Thursday, April 24, 2014

Songstory 2: Donnie Iris - "Ah! Leah!"

1983: While vacationing in Point Pleasant, NJ, I heard a portion of the song for the first time. Two years earlier, the catchy tune had peaked at #29 on the U.S. Billboard Hot 100. During my initial listen, I was either casually strolling on the boardwalk or sailing adrift in an inflatable boat with my sister Shannon as passengers aboard the S.S. Panic (Interestingly, Leah is Shannon's middle name). We would later be towed by a larger vessel to a safe spot, but the fear of becoming lost at sea remained with me for the rest of the trip. Back on terra firma, I witnessed a man in an encaged structure going from level ground to at least 150 feet upward in a matter of seconds. As a lifelong acrophobic, the elevated park activity demonstrated far more terror than amusement. My idea of high altitude was climbing a ladder in the Donkey Kong arcade game, so I asked an older relative for quarters to engage in the pursuit of a woman being held captive by a barrel- throwing ape.

2003: After catching a fine performance from U.K. punk legends the Buzzcocks at Cat's Cradle in Chapel Hill, NC, my pal jOhn A. and I stopped by an adjacent pizza parlor for some late-night nourishment. Amid the chaos at the counter, a faint chorus of "Ah, Leah" peaked thru intense conversations concerning final orders and employees' after- work plans. Until this evening's random stereo selection, I'd forgotten about the song's link to the nearly disastrous ride at Point Unpleasant (Hell, the track itself was a distant memory).  Awaiting our pepperoni-laden pie, I attempted to make an educated guess on the artist behind the mystery composition. Parts of the tune projected like a Christian metal band trying to be "cool," so Michael Sweet and his bee-suited cohorts immediately came to mind. Later on, the guitar solo had enough of a "shred" quality to suggest a deep cut from Dokken. Keep in mind, I was working with bit samples at a low volume. An "ORDER UP!" (or however it was announced) put a quick end to the musicology investigation, as we devoured tasty slices from the box on the roof of jOhn's rental car.

2012(?): Thanks to Josh Rutledge's YouTube post on his Facebook wall, I finally had a name and a face to put with the newly revealed title. It took almost thirty damn years to discover that the song which had nearly summoned me to the next level was by a dude named Donnie Iris in a canary suit. Based on Iris' "displaced Southern arena-pop" (a genre created twenty seconds ago), one YouTube commenter had envisioned a band of 38 Special-looking gentlemen prior to viewing the video.

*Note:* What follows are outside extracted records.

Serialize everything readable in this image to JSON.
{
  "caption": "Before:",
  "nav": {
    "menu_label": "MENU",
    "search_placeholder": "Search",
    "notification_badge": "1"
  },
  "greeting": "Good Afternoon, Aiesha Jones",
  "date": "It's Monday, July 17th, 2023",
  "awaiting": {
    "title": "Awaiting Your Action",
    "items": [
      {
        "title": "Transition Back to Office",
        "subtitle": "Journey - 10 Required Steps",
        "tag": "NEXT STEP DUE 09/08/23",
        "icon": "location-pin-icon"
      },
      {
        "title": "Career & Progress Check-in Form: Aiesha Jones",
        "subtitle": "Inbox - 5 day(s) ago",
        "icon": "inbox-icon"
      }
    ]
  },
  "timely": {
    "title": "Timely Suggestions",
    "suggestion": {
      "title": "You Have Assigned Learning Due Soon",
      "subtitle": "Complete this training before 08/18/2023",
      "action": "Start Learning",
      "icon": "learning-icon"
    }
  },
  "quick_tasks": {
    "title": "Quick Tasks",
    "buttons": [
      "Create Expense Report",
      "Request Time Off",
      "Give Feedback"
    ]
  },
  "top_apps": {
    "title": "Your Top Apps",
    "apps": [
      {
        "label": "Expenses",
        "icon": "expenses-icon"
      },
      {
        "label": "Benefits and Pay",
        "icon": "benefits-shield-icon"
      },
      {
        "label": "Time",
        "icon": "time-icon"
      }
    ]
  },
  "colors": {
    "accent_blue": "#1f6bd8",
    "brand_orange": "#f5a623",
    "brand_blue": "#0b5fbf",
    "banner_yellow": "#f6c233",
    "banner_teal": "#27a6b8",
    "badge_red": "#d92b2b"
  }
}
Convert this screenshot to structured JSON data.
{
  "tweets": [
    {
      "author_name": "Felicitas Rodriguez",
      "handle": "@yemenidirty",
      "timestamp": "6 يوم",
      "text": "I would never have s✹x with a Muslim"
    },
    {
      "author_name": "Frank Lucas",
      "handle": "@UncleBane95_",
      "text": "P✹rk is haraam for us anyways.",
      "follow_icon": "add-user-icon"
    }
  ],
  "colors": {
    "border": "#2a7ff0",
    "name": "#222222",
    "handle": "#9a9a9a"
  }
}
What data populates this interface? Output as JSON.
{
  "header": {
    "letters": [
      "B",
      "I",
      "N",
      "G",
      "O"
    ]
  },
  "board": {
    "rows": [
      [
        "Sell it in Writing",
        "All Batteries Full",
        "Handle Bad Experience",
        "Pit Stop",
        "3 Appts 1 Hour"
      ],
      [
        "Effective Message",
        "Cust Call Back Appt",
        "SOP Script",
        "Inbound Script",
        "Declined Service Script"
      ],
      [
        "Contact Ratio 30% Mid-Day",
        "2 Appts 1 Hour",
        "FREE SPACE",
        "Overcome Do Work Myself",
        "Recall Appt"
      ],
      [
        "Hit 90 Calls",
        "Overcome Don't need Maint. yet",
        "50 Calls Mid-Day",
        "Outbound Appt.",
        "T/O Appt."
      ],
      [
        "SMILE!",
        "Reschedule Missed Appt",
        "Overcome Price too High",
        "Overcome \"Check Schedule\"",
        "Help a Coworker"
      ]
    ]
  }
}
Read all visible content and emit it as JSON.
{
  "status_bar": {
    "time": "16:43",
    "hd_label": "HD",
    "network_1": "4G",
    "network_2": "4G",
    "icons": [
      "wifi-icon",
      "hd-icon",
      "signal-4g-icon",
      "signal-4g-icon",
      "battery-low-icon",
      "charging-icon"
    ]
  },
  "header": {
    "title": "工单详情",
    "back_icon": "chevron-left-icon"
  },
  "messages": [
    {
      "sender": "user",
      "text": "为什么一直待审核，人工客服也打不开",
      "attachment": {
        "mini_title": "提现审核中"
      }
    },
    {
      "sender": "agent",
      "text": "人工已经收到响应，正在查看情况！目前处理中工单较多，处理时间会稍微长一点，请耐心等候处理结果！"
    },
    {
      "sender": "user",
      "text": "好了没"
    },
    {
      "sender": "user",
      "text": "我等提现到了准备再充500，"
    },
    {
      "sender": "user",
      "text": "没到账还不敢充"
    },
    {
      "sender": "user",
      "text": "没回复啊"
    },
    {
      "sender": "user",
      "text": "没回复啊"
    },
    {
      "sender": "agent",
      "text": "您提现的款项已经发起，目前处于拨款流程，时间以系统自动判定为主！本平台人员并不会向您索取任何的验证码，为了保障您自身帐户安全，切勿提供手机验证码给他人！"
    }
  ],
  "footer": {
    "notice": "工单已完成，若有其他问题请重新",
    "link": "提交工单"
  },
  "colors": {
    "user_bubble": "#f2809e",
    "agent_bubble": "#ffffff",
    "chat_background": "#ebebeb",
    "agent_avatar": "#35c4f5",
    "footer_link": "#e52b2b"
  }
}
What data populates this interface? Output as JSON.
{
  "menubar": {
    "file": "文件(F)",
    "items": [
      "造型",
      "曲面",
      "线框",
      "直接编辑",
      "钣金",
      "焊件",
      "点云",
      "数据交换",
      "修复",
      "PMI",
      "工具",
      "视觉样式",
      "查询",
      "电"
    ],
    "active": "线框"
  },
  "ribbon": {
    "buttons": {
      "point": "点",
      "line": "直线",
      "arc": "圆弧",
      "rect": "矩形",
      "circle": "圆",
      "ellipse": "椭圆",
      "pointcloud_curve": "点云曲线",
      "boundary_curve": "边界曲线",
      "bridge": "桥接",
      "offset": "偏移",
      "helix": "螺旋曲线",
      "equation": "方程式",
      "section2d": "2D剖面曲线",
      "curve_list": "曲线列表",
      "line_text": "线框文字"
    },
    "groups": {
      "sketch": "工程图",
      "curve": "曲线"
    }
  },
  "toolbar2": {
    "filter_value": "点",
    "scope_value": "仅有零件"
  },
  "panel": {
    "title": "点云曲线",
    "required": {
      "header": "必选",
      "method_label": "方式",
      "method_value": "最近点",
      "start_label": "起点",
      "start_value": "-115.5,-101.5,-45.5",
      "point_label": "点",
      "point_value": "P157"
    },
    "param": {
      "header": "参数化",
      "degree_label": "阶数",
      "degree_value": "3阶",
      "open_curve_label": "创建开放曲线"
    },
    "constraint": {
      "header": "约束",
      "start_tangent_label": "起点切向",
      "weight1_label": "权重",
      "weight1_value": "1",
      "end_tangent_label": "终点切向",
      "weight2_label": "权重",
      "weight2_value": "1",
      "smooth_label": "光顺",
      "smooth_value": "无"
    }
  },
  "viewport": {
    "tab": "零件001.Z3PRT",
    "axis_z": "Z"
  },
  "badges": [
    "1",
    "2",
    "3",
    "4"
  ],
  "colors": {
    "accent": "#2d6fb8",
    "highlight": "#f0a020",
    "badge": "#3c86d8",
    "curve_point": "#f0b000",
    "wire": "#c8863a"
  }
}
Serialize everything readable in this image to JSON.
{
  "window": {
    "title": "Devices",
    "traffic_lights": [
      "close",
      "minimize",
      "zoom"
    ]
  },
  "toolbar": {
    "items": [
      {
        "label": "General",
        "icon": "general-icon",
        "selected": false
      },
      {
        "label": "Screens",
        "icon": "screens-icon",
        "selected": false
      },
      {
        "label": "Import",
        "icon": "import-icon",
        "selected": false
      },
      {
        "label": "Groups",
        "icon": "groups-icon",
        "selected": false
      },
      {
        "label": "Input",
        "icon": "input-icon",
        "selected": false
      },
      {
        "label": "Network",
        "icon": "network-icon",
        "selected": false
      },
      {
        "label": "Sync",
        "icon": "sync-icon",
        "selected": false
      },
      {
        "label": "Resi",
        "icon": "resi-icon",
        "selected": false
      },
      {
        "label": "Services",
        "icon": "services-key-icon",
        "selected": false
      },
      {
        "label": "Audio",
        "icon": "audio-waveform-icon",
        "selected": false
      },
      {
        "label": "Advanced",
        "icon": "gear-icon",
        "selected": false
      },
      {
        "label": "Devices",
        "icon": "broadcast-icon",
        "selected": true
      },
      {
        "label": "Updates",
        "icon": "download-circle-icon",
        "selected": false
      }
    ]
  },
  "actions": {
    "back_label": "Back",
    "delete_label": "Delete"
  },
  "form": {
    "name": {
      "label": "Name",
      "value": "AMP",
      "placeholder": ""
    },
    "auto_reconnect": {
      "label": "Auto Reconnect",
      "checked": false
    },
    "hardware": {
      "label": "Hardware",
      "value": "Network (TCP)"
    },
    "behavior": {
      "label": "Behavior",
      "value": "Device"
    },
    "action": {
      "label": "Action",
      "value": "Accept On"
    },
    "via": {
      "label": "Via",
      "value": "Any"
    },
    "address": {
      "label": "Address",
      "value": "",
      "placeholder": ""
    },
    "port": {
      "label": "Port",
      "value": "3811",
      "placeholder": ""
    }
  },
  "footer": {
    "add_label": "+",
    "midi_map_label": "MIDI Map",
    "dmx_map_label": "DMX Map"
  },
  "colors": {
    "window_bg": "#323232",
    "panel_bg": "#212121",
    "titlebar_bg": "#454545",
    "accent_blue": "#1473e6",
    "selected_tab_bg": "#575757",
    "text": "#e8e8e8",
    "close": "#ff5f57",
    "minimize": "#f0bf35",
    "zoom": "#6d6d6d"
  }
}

Instead, he got Dustin "Screech" Diamond desperately seeking affection from a Kim Cattrall-esque beauty. Iris' powerful pipes and axe-grinding ability eventually won over the tall blonde, as clothing was removed midway thru the clip. To quote butlerproman's classic YT line: "If I could sing like Arnold Horshack there, all the chicks would dig me." I told Josh at the time that "Ah! Leah!" was an example of the ever-fading "regional hit," for I'd never heard the cut on a Tidewater radio station. As Jeff Stoner pointed out on YT: "If you're ever in Pittsburgh, you'll hear this song at least three dozen times, no matter how long your stay."

2014: Several weeks ago, my brother Mike and I had a late lunch at our favorite burger joint in Suffolk (The Baron's Pub). We chatted with a likeable fellow from Wisconsin named Pete about the Packers, Brewers and Badgers. Right when I was ready to discuss the BoDeans and Boris The Sprinkler, "Ah! Leah!" screamed out of a nearby Internet juke. OK, so it wasn't Mike Arlo on 106.9 The Fox trying to be "hip" by getting down with Donnie, but at least the terrific tune finally met my appreciative ears in a Tidewater establishment. I wanted to share my personal history with the song in full, but Mike and Pete were still waxing over Aaron Rodgers and his "Discount Double Check" supporting cast. A pair of predictions for "Ah! Leah!": 1)You'll hear it in a widespread advertising campaign within two years from today and 2)It'll be sampled by some Cracker Jack rapper who wouldn't know The Knack from a (New York) Knick. Time to spin the record's B-side. I promise to do so before 2044.